Повисла пауза. Первым ее прервал Малыш:
– Ты что-то сказала?
– Сказала... – прошептала Ленка.
– Повтори, – приказал Малыш.
Он все еще стоял к ней спиной.
– У нас был ребенок.
– В смысле, «мог бы быть»? – Малыш резко развернулся и уставился Ленке прямо в глаза.
– Гип-пот-тет-тически, – заикаясь, проговорила она.
– Это ты, типа, так пошутила, остроумная моя?
Слово «остроумная» почему-то очень Ленку задело. Остроумная, говоришь?

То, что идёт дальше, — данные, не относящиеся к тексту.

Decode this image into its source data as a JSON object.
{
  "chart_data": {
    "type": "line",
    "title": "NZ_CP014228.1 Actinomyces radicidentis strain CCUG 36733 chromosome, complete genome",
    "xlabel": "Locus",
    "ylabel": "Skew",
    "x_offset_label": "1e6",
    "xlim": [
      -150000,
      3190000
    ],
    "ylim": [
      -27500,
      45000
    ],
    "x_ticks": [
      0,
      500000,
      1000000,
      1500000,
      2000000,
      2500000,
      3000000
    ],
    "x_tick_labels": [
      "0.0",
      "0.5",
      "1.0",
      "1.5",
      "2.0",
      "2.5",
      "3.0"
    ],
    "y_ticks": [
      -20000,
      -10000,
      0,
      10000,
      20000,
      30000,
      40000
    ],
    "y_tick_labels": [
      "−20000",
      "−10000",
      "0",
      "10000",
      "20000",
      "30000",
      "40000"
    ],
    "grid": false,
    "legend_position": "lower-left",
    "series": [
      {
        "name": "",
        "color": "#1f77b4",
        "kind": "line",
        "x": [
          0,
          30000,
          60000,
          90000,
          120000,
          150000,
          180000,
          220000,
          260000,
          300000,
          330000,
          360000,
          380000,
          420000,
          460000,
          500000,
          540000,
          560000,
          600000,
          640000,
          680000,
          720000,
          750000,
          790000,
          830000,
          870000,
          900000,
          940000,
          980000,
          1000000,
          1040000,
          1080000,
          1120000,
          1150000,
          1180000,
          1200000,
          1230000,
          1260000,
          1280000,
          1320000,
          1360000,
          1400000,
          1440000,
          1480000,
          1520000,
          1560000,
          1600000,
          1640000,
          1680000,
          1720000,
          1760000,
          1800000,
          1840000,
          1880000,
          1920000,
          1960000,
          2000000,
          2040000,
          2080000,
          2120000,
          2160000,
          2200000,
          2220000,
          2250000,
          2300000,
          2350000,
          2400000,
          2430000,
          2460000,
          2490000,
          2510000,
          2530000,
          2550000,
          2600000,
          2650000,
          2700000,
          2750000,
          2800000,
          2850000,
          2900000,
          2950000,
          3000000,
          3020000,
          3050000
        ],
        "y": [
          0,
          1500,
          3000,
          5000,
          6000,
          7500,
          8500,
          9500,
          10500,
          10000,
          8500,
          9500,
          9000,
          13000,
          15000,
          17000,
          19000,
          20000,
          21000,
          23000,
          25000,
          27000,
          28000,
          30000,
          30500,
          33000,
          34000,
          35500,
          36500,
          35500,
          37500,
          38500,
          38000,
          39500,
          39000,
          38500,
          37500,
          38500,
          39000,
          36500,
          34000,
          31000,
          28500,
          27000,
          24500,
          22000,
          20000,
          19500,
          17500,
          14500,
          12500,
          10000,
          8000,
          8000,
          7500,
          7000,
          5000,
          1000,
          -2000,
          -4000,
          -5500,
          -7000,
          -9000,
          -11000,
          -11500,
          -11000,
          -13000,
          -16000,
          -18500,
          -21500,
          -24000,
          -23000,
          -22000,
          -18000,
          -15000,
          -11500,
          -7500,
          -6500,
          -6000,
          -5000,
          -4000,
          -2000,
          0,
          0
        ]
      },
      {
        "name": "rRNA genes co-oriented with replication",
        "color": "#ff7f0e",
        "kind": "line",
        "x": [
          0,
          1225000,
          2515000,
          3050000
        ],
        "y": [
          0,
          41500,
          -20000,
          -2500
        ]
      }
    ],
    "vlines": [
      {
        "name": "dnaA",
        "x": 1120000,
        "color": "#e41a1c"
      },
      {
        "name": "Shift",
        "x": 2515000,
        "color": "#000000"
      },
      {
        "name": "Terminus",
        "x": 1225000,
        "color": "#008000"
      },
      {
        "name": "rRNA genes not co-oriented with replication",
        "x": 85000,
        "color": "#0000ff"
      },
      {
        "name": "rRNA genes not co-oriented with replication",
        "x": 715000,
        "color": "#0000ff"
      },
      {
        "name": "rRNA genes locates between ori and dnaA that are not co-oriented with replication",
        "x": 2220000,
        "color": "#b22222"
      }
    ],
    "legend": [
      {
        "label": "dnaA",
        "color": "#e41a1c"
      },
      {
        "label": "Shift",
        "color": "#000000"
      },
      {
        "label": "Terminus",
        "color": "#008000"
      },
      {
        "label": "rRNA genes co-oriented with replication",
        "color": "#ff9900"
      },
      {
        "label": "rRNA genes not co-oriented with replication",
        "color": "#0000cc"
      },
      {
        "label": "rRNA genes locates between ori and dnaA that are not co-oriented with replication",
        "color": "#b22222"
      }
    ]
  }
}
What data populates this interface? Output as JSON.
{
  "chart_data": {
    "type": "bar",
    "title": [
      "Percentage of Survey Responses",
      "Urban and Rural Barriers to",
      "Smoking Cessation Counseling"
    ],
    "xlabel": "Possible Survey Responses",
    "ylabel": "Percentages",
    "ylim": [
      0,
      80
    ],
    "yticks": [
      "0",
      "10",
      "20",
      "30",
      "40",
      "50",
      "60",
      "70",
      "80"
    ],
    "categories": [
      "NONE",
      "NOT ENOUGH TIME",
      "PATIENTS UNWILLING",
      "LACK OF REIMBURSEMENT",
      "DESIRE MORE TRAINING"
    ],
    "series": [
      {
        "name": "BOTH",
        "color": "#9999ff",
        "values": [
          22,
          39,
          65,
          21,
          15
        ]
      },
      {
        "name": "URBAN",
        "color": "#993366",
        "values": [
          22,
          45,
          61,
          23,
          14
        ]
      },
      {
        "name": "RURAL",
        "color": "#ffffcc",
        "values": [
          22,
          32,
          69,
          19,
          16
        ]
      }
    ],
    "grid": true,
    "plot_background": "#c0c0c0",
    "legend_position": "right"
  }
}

Ну я тебе сейчас врежу.
За окном восстал из мертвых отбойный молоток.
– Нет, милый, я не шучу, – спокойно ответила Ленка.
– И как тогда тебя понимать? – Малыш заметно нервничал.
– А как хочешь, так и понимай.
Он отлепился от своего окна и заходил по комнате.
Ленка хранила молчание: теперь моя, блин, очередь.
– И что же ты сделала с ним, Лена? – чеканил шаг Малыш.
Ленка молчала.
– И что же ты сделала с нашим ребенком, дорогая? – настаивал Малыш.
– А я его убила... – громко сказала Ленка и, подумав, добавила: – милый.
На слове «убила» Малыш споткнулся, на слове «милый» заходил вновь.
– И когда же ты это успела, дорогая?
– А еще там, в сентябре, – отозвалась Ленка и, придурковато улыбаясь, тоненько-тоненько допела: – где лист кленовый на ветру дрожит.
На лбу Малыша появились глубокие поперечные морщины. Мыслительный процесс явно его не украшал.
– Это когда? – спросил он и остановился. – Это... тогда?
Ну наконец-то, подумала Ленка, дошло.
Повисла долгая бессмысленная пауза.
Первым ее прервал Малыш.
– Зачем? – тихо спросил он.
– Затем! – твердо ответила Ленка и тут же закрыла лицо ладонями: если сейчас он начнет ее бить то, по крайней мере, не по морде.